The silence returned, and stayed a while. We could only surmise that Rachel’s tale of sorrow had unhinged the banty little piano player. Creeping Jesus, it had near unhinged me-and I wasn’t in love with her. The central issue, then, was still Rachel. Well … if Eddie had nothing to say, who did?
Who else?
“So all you have left is immortality, eh Rachel?” Callahan rumbled. “Tough break.”
That did seem to put a little perspective on it. Surely Rachel’s run of bad luck was due to change soon. It was only logical. “Sure, Rachel,” I said, beginning to cheer up. “You’re bound to start getting the breaks anytime now.”
But it was no good. There was a smile on her face, but not a happy one.
“It figures,” LongDrink said hurriedly. “You can have a run of bad cards that seems to last forever, but sooner or later you pick up your hand and find four aces. It’s just the Law of Averages, Rachel. Things always even out in the end.”
“Sorry boys,” Rachel said, still smiling sadly. “Nice try. I understand what you’re saying-but there are a couple of holes in the logic. Two incorrect assumptions, one of them your mistake and one of them mine.”
“What mistakes?” Callahan asked, his rugged face wrinkled in thought.
“Your mistake first, Mike. It’s a natural one, I suppose, but it’s a mistake just the same. What makes you think I’m immortal?”
“Eh?”
“I’m older than any four of you put together, yes. But longevity is not immortality. Mike, nothing is immortal: ask Dorian Gray. My clock runs as slow as his did-but it runs.”
“But you …”
“… look a lot younger than 232 years old,” she finished. “Right. I look like I’m maybe crowding thirty. But Mike: what’s my natural lifespan?”
He started to answer, than shut up, looking thoughtful. Who the hell knew?

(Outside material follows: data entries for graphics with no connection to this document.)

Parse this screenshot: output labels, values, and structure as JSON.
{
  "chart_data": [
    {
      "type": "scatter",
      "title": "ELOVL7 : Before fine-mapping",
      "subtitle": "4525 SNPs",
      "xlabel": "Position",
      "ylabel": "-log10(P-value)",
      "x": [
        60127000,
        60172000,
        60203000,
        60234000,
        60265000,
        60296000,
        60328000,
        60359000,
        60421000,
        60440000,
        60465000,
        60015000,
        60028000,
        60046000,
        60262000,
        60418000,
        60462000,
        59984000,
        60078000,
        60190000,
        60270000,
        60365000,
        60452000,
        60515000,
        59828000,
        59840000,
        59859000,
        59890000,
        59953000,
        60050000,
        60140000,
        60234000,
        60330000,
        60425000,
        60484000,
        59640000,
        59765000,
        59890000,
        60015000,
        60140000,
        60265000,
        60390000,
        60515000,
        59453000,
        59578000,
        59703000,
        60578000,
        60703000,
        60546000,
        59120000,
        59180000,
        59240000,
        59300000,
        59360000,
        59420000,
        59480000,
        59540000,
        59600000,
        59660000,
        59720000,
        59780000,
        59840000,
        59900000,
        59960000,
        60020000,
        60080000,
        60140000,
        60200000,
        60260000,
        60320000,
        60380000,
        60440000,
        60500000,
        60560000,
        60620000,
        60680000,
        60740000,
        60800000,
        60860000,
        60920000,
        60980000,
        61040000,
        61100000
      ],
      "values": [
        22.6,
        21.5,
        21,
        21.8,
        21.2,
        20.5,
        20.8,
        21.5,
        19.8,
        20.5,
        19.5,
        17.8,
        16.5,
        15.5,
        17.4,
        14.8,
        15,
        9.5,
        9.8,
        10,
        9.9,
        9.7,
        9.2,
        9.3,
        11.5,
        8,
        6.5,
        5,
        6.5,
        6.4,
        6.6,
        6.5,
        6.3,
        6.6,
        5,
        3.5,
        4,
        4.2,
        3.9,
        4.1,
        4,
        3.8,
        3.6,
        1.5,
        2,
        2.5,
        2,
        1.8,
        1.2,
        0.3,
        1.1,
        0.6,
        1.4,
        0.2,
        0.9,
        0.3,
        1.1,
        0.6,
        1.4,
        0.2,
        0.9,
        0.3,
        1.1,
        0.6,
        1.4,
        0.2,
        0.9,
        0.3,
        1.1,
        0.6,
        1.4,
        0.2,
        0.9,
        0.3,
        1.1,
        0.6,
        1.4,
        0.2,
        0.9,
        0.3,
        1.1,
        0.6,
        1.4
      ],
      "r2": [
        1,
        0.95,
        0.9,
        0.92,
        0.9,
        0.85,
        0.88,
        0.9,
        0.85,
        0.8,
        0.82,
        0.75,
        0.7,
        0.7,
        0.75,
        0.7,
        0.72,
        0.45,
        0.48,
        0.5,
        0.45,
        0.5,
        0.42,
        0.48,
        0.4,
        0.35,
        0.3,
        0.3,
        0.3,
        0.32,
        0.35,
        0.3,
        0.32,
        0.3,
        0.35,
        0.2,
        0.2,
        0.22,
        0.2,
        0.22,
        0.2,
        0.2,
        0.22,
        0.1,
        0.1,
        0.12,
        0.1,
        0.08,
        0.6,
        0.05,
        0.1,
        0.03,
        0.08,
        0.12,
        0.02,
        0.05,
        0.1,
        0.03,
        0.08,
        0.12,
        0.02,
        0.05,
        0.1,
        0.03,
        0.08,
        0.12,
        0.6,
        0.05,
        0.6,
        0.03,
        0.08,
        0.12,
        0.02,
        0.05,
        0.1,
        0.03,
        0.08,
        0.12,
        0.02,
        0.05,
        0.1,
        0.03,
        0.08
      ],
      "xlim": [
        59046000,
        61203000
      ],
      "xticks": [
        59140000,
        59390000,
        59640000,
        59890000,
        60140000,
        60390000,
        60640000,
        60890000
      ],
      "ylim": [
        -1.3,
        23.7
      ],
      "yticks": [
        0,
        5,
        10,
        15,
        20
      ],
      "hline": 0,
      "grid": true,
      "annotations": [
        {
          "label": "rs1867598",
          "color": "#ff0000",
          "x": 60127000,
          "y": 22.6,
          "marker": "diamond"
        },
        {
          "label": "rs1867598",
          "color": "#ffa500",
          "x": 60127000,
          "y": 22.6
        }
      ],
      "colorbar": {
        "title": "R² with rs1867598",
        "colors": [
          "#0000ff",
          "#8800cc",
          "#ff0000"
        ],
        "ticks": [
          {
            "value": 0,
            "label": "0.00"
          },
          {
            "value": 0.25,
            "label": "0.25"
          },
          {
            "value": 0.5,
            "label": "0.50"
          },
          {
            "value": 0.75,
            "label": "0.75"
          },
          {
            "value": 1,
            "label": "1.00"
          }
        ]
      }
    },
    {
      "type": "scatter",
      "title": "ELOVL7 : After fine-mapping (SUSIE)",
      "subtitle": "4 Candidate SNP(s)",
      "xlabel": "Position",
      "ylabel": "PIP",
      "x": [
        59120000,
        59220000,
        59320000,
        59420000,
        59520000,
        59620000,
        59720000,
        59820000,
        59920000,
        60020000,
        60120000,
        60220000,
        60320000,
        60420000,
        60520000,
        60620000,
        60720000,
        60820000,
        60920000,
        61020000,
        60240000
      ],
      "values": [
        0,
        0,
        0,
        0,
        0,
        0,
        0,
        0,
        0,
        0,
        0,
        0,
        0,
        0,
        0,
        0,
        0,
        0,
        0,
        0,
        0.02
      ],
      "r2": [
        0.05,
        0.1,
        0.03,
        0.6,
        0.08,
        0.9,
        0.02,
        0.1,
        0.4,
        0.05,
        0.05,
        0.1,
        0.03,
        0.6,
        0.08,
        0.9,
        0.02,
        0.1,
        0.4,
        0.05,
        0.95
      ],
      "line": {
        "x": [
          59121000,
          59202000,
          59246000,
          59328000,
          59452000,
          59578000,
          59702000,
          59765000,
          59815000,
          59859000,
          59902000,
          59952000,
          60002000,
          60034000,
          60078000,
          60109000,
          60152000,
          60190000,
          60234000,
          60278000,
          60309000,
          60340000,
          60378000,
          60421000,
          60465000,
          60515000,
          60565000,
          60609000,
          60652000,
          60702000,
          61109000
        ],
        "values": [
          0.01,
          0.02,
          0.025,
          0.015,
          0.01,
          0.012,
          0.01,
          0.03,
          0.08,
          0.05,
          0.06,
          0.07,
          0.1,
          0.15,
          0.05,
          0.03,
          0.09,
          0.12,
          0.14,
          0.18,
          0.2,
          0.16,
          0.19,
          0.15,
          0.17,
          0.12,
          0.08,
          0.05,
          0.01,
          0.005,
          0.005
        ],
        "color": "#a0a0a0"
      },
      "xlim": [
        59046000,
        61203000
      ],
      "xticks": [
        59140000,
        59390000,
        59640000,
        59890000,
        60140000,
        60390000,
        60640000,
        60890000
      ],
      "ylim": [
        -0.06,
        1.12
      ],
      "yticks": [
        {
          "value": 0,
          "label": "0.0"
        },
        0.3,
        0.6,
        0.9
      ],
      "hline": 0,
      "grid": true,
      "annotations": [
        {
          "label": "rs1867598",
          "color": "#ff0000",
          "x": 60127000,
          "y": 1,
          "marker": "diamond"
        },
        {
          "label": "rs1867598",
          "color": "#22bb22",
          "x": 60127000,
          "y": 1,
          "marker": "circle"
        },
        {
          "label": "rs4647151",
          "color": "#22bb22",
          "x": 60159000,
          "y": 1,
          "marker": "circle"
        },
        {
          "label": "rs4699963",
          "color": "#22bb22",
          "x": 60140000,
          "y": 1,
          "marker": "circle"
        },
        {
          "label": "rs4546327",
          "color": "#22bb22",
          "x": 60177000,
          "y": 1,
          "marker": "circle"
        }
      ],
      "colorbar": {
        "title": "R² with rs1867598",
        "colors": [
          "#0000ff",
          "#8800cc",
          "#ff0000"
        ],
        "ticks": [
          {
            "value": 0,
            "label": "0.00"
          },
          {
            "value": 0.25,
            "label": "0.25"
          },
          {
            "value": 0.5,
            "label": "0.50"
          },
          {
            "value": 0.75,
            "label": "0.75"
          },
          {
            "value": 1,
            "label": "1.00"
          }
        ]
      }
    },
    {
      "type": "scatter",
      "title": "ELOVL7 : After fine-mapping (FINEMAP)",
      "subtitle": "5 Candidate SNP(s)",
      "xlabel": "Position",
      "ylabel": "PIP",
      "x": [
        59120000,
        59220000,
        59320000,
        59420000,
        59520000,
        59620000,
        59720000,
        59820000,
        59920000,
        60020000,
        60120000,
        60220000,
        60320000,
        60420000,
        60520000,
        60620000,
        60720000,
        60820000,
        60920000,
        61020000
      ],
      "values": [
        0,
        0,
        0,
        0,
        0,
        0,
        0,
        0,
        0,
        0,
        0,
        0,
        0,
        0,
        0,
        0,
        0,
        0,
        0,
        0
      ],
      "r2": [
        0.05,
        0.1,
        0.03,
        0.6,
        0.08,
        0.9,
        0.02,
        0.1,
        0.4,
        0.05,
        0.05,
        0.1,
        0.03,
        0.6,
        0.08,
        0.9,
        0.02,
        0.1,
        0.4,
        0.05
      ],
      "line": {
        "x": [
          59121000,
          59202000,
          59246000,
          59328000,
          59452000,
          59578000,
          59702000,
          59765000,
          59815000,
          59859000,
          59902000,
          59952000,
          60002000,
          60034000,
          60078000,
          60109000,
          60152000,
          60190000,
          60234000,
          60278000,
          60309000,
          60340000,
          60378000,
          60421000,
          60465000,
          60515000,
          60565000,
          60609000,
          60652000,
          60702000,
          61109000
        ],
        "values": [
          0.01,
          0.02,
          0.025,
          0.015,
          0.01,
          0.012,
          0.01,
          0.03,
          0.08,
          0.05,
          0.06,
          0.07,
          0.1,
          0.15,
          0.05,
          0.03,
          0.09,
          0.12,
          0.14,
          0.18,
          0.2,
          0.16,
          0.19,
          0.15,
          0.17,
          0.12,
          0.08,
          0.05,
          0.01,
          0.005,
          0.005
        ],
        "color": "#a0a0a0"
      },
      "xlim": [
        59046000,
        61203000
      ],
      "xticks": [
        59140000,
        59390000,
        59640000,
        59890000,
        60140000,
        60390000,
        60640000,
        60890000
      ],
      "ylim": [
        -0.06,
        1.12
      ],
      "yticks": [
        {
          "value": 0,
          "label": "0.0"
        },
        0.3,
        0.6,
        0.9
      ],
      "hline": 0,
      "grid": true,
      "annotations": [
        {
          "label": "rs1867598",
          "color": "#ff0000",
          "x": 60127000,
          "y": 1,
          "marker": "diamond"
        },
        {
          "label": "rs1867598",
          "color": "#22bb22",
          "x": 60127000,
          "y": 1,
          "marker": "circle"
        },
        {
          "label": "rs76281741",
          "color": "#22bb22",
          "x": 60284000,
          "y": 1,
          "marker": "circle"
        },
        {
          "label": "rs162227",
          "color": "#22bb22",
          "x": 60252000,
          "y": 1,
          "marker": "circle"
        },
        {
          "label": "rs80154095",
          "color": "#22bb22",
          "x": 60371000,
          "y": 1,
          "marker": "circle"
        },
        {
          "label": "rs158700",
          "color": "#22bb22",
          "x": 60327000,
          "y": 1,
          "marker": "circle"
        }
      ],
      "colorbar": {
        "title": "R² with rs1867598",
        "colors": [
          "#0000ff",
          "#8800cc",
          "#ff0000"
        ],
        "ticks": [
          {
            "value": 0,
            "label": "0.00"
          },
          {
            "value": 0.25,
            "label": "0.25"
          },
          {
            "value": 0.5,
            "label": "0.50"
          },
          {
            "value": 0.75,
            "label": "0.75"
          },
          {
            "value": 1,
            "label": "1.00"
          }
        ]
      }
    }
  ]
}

“Someday I will die,” Rachel went on, “just like you, like Tom Flannery. Like all humans; like all living things. I know that, I feel it in my bones. And there isn’t a geriatrics expert in the world who can say when. There is no data to work with; as far as I know I am unique.”
“I reckon you’re right,” Callahan conceded, “but so what? Anyone in this room could die tomorrow-we’re all under sentence of death, like you said. But to stay sane a body just has to live as though they’ll go on forever, assume there’s a lot of years left. Hellfire, Tom Flannery lived that way, and he knew better. Maybe there ain’t no way to figure the odds for you-but if I was an insurance salesman, I’d love to have your business. Jake and LongDrink are right: there’s good times around the corner, always, and I bet you live to see ‘em.
“I may not be as old as you, Rachel, but there’s one thing I’ve learned in the time I have been around: joy always equals pain in the long run.”
She shook her head impatiently and sighed. “The second mistake, Mike. The one that’s my fault, in a way. You see, the most spectacular points of the story I’ve told you all tonight are the bad times, and so it must seem like I’ve just always been a hard-luck kid. But that’s not so at all. I’ve known happiness too, in full measure, with Jacob and Isaiah and even with Benjamin, and most of all with my second and most beloved Jacob. There were good times in Nantucket if it comes to that, and throughout the whoring years; the profession is vastly underrated. And my joys have been greater, I think, than any of you could know - because you are correct, Mike: joy is the product of the pain that has gone before it, and vice versa. I know I could never have appreciated Jacob’s quiet acceptance as much if I hadn’t been looking for it for two centuries.